アンテナハウスにOffice2003 +XML の機能が掲載されています。図1に注目してください。上記の図面に酷似しています。
http://www.antenna.co.jp/XML/xmllist/WordXML/W2k3Rep1020.html#IDAUCGO
Project Kyss にも Office2003 +XML の機能が掲載されています。
http://www.projectkyss.net/office/Word2003_1.htm
WORD2003 から、XMLの編集機能及び、XML Schema という文書構造定義が導入されました。この機能が449特許の権利範囲に入ると判定されたようです。メタコード=XML、メタコードマップ=XML Schema と読み替えてください。
請求項1とWORD2003を対比してみます。
メタコードの最初のマップと、それらの写像している内容と関連して役に立つアドレスを製作することによって、多くのメタコードと内容を持っているドキュメントの構造と中身の操作するコンピュータ・システムに於いて、
:XML Schema(メタコードマップ)は、XML(メタコード)の文書構造定義ですので、写像している内容と関連して役に立つアドレスを生成し、ドキュメントの構造と中身を操作すると判断されたようです。
メタコードマップの別個の格納手段と、
XMLスキーマ(メタコードマップ)は、XML(メタコード)とは別個に保存可能です、よって、当該要件を満たすと判断されたようです。

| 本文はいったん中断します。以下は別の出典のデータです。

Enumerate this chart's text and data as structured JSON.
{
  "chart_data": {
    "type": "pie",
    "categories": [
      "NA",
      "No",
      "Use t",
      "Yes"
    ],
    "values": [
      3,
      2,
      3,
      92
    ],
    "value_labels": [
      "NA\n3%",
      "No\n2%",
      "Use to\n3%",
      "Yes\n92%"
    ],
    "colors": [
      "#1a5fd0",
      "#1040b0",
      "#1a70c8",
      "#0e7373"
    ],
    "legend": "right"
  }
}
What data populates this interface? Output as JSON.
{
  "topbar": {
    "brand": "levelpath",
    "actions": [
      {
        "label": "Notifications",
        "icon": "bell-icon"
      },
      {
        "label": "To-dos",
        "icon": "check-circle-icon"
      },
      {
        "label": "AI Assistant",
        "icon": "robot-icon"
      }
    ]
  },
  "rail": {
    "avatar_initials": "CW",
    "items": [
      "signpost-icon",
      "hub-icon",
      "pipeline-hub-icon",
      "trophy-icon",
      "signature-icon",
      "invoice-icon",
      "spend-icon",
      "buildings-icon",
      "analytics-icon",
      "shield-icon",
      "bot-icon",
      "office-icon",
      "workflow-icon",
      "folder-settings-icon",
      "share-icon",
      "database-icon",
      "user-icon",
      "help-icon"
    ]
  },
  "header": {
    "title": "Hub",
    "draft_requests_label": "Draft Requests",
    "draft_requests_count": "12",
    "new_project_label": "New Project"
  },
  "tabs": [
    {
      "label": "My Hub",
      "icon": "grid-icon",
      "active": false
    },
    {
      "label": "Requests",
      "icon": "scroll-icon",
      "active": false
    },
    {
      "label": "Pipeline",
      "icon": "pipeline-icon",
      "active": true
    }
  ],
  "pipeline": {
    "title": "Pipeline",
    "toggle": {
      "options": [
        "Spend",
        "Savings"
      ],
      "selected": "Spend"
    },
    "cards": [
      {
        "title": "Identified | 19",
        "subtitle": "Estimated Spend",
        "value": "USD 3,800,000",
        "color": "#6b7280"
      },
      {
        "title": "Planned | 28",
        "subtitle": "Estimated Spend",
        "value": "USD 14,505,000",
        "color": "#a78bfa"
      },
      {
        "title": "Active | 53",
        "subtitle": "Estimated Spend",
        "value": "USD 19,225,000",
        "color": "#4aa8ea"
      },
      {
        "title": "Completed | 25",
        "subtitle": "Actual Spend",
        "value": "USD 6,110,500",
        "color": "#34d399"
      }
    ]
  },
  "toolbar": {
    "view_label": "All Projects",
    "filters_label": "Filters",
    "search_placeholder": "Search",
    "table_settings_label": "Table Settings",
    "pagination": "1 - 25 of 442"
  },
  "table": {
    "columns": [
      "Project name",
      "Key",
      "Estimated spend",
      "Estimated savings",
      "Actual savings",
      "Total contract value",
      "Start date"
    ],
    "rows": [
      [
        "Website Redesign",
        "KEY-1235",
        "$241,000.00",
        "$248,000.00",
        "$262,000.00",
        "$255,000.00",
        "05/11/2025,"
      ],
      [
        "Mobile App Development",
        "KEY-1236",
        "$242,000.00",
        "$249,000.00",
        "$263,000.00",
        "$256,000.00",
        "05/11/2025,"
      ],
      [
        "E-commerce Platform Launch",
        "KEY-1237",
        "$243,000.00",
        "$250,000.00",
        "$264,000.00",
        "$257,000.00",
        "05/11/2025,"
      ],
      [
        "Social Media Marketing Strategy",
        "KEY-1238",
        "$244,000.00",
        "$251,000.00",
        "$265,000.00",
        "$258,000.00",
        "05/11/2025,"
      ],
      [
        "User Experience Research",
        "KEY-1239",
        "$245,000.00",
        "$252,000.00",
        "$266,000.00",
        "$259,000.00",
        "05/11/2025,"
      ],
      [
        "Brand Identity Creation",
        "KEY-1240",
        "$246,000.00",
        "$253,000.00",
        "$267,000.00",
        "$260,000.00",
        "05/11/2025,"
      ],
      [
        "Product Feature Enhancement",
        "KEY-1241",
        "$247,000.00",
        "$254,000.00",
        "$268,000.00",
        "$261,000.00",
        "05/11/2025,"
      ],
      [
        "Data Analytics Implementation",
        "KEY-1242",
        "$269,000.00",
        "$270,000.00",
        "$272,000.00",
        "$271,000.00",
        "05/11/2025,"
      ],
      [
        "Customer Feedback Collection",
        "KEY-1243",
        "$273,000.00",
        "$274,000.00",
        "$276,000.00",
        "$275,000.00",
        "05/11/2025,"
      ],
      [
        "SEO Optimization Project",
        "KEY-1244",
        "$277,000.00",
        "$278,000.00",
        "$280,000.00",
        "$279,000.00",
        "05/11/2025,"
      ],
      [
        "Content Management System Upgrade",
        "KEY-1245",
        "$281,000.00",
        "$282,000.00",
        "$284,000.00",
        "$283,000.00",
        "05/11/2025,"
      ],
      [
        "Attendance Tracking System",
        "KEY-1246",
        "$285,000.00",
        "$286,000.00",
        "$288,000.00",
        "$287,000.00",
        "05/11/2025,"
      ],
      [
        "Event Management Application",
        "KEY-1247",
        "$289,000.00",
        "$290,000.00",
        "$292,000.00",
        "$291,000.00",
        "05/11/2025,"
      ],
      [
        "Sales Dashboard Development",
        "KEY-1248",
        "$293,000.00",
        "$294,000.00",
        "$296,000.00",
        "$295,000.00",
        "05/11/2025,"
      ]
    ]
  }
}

前述のメタコード格納手段にメタコードに関するメニューを提供するための手段と、
XML(メタコード)格納手段に、XMLに関するメニューがあるのでしょうか?この要件が具体的に何を指すのかは判りませんでした。
そして、マップとマップを格納するメタコードを構成する為、ドキュメントにメタコードの場所を配置・検出・アドレス付与し、前述のメタコードのメニューのコンパイルする手段、及び
XML Schema をメニュー表示して編集し、動的にXMLを操作できる手段のことと思います。「メニューをコンパイル」とありますが、WORD 2003 でもコンパイルしてオブジェクトコードとして管理されているのでしょうか。(まあ、XMLのプレーンテキストのままでは処理しづらいでしょうが)
内容とメタコードマップをドキュメントに変えるための手段。
当該要件は言わずもがなと思います。XML(内容) と XMLスキーマ(メタコードマップ)を元に、ドキュメント変換する機能は付与されています。
これは、Microsoft がどのような手段で対抗するか見ものです。あまりにも一般的な技術ゆえに公知資料を探索し、それをもとに特許無効を申し立てるのがもっとも適切と思います。WORDの実装を変えることで特許回避しても良いかとおもいます。恐らく、今回の賠償額はMicrosoft にとっては何ら痛手でない金額とおもわれ、むしろ差し止め命令が痛いのではないかと推察します。